Bill of Exception No. 2.
In this bill the defendant objects to the coroner's testimony to the effect that the death wound could not have been inflicted with the knife identified by the defendant as the one with which he stabbed the deceased. A similar question was raised in State v. Winstead, 204 La. 366, 15 So.2d 793, the court holding that the coroner was qualified to express an opinion as to the cause of the fatal wounds. Defendant has cited no authority to the contrary.
Bills of Exceptions Numbers 3 and 4.
During the cross-examination of two of the state's witnesses it developed that they had given statements to the police on the night of the crime. These bills are taken to the court's refusal to order the state to produce the statements. The identical argument was presented by the defendant and rejected by the court in State v. Vallery, 214 La. 495, 38 So.2d 148. The ruling was correct.
Bill of Exception No. 5.
The defendant took the stand and testified that the deceased provoked the affray by attacking the defendant and stabbing him in the forehead with an ice pick. He testified that when he turned himself in to the police they took him to Charity Hospital for treatment of the injury, pointing out the police who took him.

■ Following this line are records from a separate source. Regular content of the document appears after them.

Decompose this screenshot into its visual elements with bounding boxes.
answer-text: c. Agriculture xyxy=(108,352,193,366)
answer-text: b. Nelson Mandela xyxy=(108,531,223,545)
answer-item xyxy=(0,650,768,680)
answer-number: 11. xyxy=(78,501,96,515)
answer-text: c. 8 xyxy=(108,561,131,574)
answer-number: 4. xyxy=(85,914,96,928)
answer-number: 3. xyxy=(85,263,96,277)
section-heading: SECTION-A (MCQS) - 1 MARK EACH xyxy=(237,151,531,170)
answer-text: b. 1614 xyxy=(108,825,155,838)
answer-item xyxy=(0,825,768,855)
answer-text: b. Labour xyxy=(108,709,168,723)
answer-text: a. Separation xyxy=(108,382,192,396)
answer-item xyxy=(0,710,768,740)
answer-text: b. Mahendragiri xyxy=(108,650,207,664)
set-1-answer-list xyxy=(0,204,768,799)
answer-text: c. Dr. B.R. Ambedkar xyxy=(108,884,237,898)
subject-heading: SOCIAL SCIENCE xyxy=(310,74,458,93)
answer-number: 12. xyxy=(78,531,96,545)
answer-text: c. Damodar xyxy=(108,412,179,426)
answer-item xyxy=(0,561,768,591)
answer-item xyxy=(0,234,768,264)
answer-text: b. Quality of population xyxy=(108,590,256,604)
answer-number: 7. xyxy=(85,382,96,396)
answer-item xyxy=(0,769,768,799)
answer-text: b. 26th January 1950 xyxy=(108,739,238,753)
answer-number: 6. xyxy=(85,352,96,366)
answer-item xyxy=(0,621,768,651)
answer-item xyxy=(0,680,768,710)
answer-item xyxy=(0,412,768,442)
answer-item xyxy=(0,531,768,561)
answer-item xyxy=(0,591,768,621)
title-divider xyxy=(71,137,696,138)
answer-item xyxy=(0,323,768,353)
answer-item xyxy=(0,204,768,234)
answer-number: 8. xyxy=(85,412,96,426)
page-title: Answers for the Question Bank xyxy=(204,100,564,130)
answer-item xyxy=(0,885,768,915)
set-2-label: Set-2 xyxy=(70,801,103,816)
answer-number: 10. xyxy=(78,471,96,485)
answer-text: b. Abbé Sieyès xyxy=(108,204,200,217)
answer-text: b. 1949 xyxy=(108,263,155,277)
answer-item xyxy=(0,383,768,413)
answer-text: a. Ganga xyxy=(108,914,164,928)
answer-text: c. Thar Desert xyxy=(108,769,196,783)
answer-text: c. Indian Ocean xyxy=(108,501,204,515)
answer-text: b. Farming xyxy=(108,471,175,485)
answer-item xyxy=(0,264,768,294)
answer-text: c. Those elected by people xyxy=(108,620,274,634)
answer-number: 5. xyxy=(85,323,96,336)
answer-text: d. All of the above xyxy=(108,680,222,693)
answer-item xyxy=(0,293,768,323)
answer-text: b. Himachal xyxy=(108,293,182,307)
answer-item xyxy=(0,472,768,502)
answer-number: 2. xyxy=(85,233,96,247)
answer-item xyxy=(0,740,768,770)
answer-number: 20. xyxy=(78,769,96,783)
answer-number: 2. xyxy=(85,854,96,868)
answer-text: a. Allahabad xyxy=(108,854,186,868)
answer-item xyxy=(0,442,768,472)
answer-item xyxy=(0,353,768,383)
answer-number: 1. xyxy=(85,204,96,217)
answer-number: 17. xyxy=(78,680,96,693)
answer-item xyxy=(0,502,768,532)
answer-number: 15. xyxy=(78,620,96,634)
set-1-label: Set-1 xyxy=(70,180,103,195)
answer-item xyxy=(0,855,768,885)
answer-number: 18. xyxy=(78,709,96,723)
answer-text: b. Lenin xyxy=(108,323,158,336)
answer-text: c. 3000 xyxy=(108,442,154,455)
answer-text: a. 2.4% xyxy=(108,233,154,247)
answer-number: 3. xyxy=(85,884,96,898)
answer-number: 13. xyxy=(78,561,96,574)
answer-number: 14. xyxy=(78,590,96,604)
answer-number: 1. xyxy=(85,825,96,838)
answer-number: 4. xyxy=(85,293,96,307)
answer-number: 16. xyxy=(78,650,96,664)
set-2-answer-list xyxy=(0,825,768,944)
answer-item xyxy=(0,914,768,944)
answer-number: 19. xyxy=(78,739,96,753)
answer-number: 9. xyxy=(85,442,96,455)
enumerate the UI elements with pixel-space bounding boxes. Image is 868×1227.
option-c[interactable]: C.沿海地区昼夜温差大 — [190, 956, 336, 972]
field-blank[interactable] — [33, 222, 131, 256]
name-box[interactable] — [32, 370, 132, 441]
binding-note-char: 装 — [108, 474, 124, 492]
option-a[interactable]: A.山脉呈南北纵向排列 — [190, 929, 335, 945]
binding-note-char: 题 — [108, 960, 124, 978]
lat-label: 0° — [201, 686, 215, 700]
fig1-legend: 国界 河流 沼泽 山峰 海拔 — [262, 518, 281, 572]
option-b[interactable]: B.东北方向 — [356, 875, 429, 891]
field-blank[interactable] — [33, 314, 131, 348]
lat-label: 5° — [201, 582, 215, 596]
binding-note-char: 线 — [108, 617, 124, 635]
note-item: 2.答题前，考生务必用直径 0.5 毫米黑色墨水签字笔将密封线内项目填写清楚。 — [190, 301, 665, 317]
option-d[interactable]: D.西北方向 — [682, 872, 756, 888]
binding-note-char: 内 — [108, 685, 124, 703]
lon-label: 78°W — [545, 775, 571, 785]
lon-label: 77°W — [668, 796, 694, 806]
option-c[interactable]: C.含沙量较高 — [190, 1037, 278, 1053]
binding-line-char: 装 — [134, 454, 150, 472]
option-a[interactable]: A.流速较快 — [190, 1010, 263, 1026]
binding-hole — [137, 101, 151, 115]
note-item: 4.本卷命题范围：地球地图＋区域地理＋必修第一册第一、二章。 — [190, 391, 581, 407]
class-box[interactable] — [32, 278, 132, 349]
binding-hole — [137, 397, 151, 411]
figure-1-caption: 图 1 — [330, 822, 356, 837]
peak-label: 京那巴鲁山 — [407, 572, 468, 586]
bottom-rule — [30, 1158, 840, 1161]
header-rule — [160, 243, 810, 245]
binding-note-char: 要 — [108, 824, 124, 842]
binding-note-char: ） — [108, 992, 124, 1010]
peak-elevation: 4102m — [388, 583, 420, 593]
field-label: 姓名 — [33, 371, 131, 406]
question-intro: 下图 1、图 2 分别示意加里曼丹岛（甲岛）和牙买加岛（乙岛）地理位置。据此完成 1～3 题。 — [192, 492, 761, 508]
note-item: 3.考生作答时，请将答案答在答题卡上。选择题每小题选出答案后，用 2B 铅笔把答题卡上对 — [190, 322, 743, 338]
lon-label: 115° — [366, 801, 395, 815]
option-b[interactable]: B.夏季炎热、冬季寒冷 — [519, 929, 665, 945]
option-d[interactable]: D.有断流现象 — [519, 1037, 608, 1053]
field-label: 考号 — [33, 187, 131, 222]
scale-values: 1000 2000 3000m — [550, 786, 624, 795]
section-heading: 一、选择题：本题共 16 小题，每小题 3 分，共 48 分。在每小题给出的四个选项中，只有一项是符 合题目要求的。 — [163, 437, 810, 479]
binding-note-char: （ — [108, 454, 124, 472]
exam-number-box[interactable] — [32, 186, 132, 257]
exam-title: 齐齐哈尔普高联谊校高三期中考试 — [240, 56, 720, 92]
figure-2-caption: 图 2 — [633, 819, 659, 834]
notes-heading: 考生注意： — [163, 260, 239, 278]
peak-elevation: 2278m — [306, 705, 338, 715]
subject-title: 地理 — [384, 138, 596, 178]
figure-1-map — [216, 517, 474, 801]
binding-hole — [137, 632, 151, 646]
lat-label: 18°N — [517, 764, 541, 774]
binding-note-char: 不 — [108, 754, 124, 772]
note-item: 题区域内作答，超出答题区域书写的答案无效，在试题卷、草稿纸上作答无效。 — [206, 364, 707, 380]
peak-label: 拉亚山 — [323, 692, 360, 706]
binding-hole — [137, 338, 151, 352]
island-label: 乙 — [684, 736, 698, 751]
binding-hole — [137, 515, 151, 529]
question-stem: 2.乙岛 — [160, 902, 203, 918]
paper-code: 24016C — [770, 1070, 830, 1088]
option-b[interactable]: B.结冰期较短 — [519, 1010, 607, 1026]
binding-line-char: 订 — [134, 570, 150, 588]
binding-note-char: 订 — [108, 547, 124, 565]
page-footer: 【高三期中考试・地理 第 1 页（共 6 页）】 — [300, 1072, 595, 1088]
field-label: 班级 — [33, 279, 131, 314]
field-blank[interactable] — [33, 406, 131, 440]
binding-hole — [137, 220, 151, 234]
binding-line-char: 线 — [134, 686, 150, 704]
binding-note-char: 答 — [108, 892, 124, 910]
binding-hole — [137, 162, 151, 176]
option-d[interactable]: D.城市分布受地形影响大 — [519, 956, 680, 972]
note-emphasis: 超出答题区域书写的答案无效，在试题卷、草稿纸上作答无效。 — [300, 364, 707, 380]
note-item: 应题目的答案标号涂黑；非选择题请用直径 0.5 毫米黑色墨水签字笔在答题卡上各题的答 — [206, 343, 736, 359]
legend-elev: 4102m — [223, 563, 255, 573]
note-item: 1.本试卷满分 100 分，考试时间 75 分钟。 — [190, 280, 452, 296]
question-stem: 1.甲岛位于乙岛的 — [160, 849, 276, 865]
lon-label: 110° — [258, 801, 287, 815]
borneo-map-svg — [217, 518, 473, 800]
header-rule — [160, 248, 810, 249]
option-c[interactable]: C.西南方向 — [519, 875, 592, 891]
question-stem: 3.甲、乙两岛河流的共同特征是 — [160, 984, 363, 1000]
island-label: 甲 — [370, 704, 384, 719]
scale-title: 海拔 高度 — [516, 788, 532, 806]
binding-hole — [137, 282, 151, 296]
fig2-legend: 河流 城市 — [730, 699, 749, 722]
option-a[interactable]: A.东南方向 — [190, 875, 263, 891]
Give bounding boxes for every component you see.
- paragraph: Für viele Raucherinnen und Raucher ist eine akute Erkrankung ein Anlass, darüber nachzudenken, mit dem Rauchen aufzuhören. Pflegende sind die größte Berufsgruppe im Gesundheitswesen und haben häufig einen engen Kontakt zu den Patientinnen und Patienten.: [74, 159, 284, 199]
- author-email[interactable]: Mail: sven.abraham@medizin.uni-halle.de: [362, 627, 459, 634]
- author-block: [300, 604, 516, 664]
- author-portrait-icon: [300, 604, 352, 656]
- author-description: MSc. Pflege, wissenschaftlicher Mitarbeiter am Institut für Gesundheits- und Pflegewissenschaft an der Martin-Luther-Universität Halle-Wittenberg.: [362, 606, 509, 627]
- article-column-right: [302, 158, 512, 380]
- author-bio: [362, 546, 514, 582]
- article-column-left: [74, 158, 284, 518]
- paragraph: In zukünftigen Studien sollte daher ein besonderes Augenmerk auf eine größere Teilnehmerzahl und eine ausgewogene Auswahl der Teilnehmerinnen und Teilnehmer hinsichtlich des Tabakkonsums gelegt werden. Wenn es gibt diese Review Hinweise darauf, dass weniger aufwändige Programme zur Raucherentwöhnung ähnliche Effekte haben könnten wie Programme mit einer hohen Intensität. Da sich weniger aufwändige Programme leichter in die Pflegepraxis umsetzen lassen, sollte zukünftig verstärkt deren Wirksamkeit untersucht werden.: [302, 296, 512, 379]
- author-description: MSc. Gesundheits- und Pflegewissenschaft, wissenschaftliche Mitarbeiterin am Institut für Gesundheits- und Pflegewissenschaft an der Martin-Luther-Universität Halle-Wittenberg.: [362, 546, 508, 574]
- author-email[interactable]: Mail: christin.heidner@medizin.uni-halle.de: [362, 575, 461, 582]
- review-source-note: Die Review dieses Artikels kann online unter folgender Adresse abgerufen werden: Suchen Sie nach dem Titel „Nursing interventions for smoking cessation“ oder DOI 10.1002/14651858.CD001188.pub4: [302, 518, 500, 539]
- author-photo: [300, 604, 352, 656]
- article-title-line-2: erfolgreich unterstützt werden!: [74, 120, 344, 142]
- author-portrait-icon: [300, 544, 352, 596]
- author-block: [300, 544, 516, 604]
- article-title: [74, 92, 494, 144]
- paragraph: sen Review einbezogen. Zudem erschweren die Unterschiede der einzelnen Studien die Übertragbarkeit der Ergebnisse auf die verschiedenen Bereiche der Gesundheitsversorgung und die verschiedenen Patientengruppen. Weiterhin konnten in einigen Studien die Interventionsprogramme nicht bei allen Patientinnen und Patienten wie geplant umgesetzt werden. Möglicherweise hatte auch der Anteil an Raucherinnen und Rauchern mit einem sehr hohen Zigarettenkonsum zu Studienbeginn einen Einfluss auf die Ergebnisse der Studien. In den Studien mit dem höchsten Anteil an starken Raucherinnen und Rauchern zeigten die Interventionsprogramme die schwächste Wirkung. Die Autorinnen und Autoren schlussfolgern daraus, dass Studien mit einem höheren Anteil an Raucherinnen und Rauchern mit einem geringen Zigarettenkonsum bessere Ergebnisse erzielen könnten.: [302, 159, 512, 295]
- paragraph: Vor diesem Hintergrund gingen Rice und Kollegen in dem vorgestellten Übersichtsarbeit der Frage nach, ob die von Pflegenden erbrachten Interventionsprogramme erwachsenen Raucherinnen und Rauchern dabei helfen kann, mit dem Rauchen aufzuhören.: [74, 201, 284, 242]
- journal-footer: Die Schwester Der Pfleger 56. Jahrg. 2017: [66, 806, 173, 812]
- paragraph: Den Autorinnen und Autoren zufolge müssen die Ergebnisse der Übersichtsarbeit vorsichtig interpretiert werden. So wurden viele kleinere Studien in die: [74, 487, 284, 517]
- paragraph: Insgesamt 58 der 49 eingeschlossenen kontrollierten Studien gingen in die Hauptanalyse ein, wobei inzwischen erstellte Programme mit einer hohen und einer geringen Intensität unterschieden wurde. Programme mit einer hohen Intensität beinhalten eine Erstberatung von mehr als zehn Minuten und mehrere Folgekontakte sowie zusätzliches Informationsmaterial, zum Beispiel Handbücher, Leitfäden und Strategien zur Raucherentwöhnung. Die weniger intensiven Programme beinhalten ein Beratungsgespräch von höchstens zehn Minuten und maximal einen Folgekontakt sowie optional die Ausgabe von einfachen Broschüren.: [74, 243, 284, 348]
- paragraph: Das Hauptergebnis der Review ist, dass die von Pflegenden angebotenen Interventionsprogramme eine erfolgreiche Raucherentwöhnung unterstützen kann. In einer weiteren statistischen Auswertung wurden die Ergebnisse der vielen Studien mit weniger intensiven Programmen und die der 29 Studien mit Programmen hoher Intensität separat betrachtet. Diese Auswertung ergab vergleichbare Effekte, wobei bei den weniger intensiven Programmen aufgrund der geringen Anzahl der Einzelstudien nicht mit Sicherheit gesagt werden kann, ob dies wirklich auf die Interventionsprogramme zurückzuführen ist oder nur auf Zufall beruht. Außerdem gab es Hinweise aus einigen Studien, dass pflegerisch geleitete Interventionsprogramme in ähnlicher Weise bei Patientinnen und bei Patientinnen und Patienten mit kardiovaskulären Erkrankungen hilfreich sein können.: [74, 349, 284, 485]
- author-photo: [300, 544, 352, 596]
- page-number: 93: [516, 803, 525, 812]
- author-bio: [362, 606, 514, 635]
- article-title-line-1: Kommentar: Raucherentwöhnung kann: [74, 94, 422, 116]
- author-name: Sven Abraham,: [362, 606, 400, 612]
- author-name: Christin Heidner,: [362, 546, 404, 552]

After the defense rested its case, the state put the officers on the stand, who testified in rebuttal that they did not take the defendant to Charity Hospital. While cross-examining the officers, counsel for the defendant asked that the court issue a subpoena duces tecum requiring Charity Hospital to produce its records of the treatment, and reserved this bill when the court refused.
The rebuttal testimony introduced by the state did not bring in new evidence or go into any facts other than those presented by the defendant before resting his case. The testimony of the officers amounted to no more than a rebuttal by contradiction. Under the circumstances it was correct for the trial court to refuse to issue the subpoena which could have served no other purpose than to secure evidence which would have to be offered in sur-rebuttal. Such a procedure is not permitted under our Code of Criminal Procedure. Article 378, Code of Crim.Proc.; State v. Kaufman, 211 La. 517, 30 So.2d 337.
Bills of Exceptions Nos. 6 and 7.
These bills are reserved respectively to the court's refusal to grant a motion for a new trial and a motion in arrest of judgment. They present nothing new for our consideration and have been disposed of by our discussion of the other five bills.
The conviction and sentence are affirmed.